Day 8 of 10
Costly Obedience and the Way of the Cross
Every Christian is called to deny themselves — not just some
Scripture Readings
Today's Reading
Read Luke 9:23-25: "And he said to all, 'If anyone would come after me, let him deny himself and take up his cross daily and follow me. For whoever would save his life will lose it, but whoever loses his life for my sake will save it. For what does it profit a man if he gains the whole world and loses or forfeits himself?'"
Then read 2 Corinthians 12:7-10: Paul's plea for the removal of his "thorn in the flesh" and God's answer: "My grace is sufficient for you, for my power is made perfect in weakness."
Reflection
This is the day when the plan becomes personal and painful — and when we must be most careful to avoid platitudes.
Jesus' call to deny yourself, take up your cross, and follow him is universal. He said it "to all" — not just to people with same-sex attraction, not just to single people, not just to those whose desires conflict with the biblical sexual ethic. Every Christian is called to die to self. The married heterosexual man who must deny his desire to look at other women, the single woman who longs for marriage and may never have it, the person with same-sex attraction who embraces a traditional sexual ethic — all are walking the same road of costly obedience, though the costs are different.
The danger of the traditional position is that it can sound as though the cost falls disproportionately on one group. And in many cases, it does. The straight Christian who holds a traditional ethic on homosexuality may never have to give up the possibility of marriage, romantic love, sexual intimacy, or family. The gay Christian who holds the same ethic may be giving up all of these — for life. This asymmetry must be named, not glossed over.
Vaughan Roberts, who has been open about his same-sex attraction while maintaining a commitment to celibacy, refuses self-pity: "I am same-sex attracted and I have been single my whole life. I am not the exception to the rule of human flourishing — I am evidence of another way to be fully alive in Christ." This is a remarkable claim, and it is credible only if the church actually provides the deep community, intimate friendship, and family belonging that celibate Christians need. If the church asks people to give up marriage and then offers them nothing but a seat in a pew and an invitation to potluck dinners, it has asked for sacrifice without providing sustenance.
Paul's experience with his thorn in the flesh — whatever it was — is essential here. He prayed three times for its removal. God said no. But God did not leave Paul empty-handed. "My grace is sufficient for you, for my power is made perfect in weakness." This is not a tidy resolution. It is a mysterious promise that God's presence can sustain us even when our deepest longings go unfulfilled.

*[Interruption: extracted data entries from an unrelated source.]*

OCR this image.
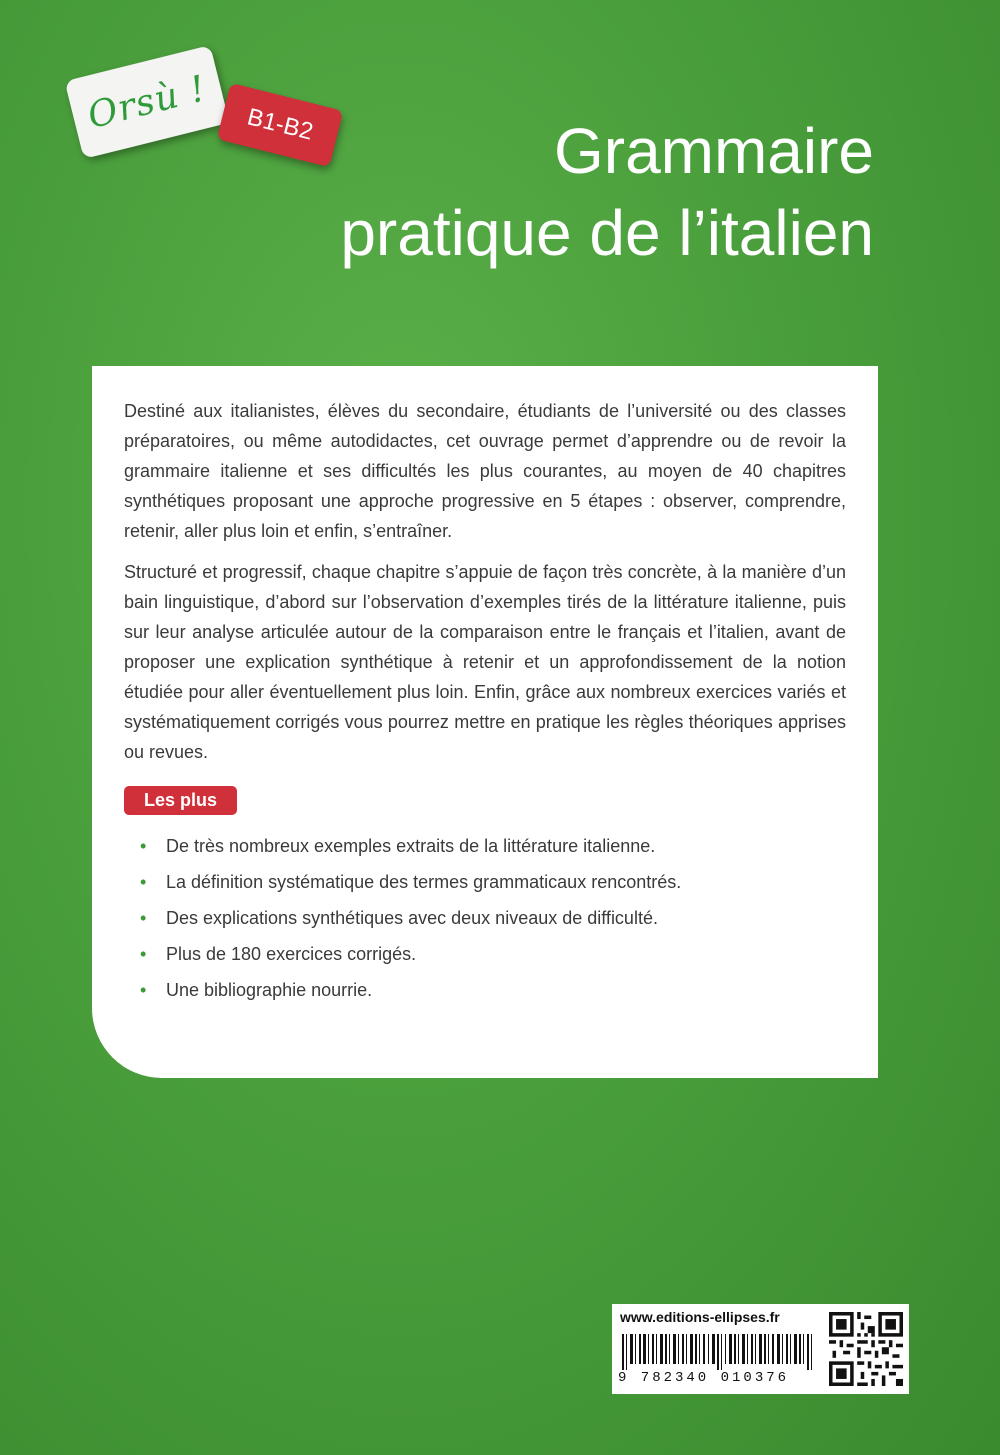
Orsù ! B1-B2	Grammaire
pratique de l’italien

Destiné aux italianistes, élèves du secondaire, étudiants de l’université ou des classes préparatoires, ou même autodidactes, cet ouvrage permet d’apprendre ou de revoir la grammaire italienne et ses difficultés les plus courantes, au moyen de 40 chapitres synthétiques proposant une approche progressive en 5 étapes : observer, comprendre, retenir, aller plus loin et enfin, s’entraîner.

Structuré et progressif, chaque chapitre s’appuie de façon très concrète, à la manière d’un bain linguistique, d’abord sur l’observation d’exemples tirés de la littérature italienne, puis sur leur analyse articulée autour de la comparaison entre le français et l’italien, avant de proposer une explication synthétique à retenir et un approfondissement de la notion étudiée pour aller éventuellement plus loin. Enfin, grâce aux nombreux exercices variés et systématiquement corrigés vous pourrez mettre en pratique les règles théoriques apprises ou revues.

Les plus
• De très nombreux exemples extraits de la littérature italienne.
• La définition systématique des termes grammaticaux rencontrés.
• Des explications synthétiques avec deux niveaux de difficulté.
• Plus de 180 exercices corrigés.
• Une bibliographie nourrie.
www.editions-ellipses.fr
9 782340 010376
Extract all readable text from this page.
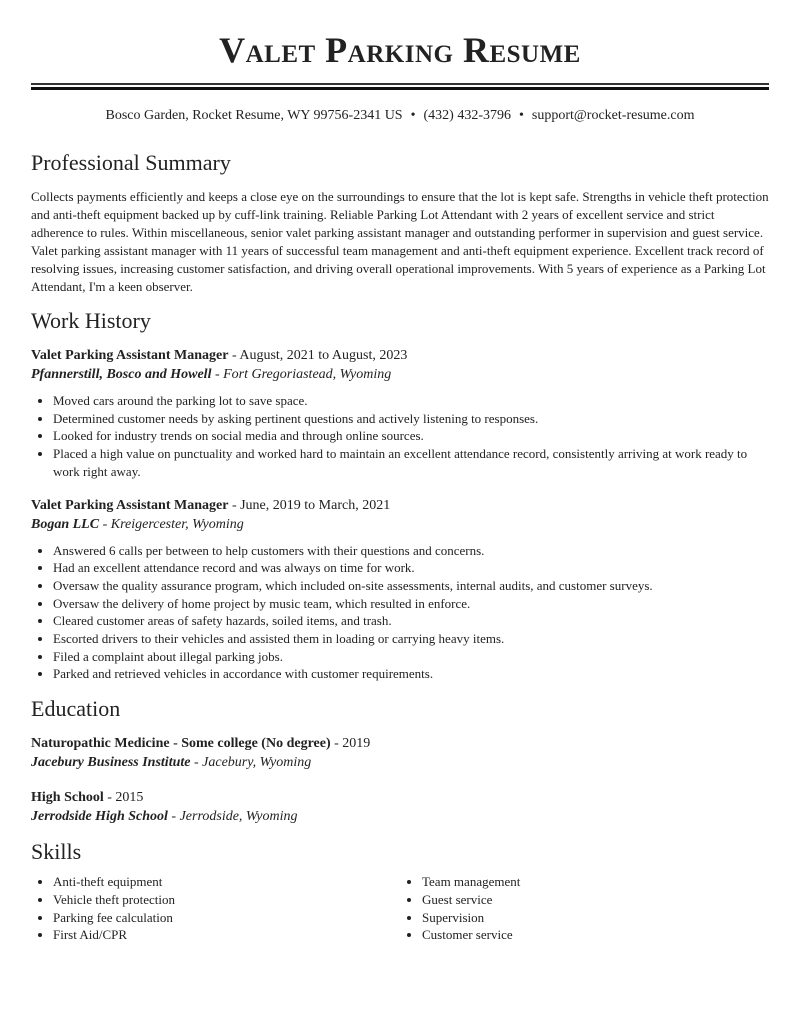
Valet Parking Resume
Bosco Garden, Rocket Resume, WY 99756-2341 US • (432) 432-3796 • support@rocket-resume.com
Professional Summary

Collects payments efficiently and keeps a close eye on the surroundings to ensure that the lot is kept safe. Strengths in vehicle theft protection and anti-theft equipment backed up by cuff-link training. Reliable Parking Lot Attendant with 2 years of excellent service and strict adherence to rules. Within miscellaneous, senior valet parking assistant manager and outstanding performer in supervision and guest service. Valet parking assistant manager with 11 years of successful team management and anti-theft equipment experience. Excellent track record of resolving issues, increasing customer satisfaction, and driving overall operational improvements. With 5 years of experience as a Parking Lot Attendant, I'm a keen observer.

Work History
Valet Parking Assistant Manager - August, 2021 to August, 2023
Pfannerstill, Bosco and Howell - Fort Gregoriastead, Wyoming
• Moved cars around the parking lot to save space.
• Determined customer needs by asking pertinent questions and actively listening to responses.
• Looked for industry trends on social media and through online sources.
• Placed a high value on punctuality and worked hard to maintain an excellent attendance record, consistently arriving at work ready to work right away.
Valet Parking Assistant Manager - June, 2019 to March, 2021
Bogan LLC - Kreigercester, Wyoming
• Answered 6 calls per between to help customers with their questions and concerns.
• Had an excellent attendance record and was always on time for work.
• Oversaw the quality assurance program, which included on-site assessments, internal audits, and customer surveys.
• Oversaw the delivery of home project by music team, which resulted in enforce.
• Cleared customer areas of safety hazards, soiled items, and trash.
• Escorted drivers to their vehicles and assisted them in loading or carrying heavy items.
• Filed a complaint about illegal parking jobs.
• Parked and retrieved vehicles in accordance with customer requirements.
Education
Naturopathic Medicine - Some college (No degree) - 2019
Jacebury Business Institute - Jacebury, Wyoming
High School - 2015
Jerrodside High School - Jerrodside, Wyoming
Skills
• Anti-theft equipment
• Vehicle theft protection
• Parking fee calculation
• First Aid/CPR
• Team management
• Guest service
• Supervision
• Customer service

C.S. Lewis, who knew loneliness and late-in-life love and devastating loss, wrote honestly about the gap between desire and fulfillment: "The cross comes before the crown, and tomorrow is a Monday morning." The Christian life is not a life of easy triumph. It is a life of daily cross-bearing — and that cross is real, not metaphorical.
Going Deeper
If you hold a traditional sexual ethic, ask yourself honestly: what are you personally willing to sacrifice so that celibate Christians — gay or straight — can flourish in your community? Are you willing to open your home, share your family, restructure your small group, reconsider how your church talks about marriage and singleness? Costly obedience is demanded of everyone, not just those whose desires are visibly counter-cultural.
Key Quotes
“I am same-sex attracted and I have been single my whole life. I am not the exception to the rule of human flourishing — I am evidence of another way to be fully alive in Christ.”
“The cross comes before the crown, and tomorrow is a Monday morning. A man's reach should exceed his grasp, or what's a heaven for?”
Prayer Focus
Bring to God whatever it is you most wish he would take from you — the desire, the loss, the unfulfilled longing — and listen for his response: 'My grace is sufficient for you.'
Meditation
Paul asked three times for his thorn to be removed, and God said no. What longings in your life has God not removed — and what would it look like to find sufficiency in his grace rather than in the fulfillment of that desire?
Question for Discussion
Vaughan Roberts says his celibate singleness is not the exception to human flourishing but evidence of another way to be alive in Christ. What would the church need to change for celibate Christians — gay or straight — to actually experience community that makes this claim credible?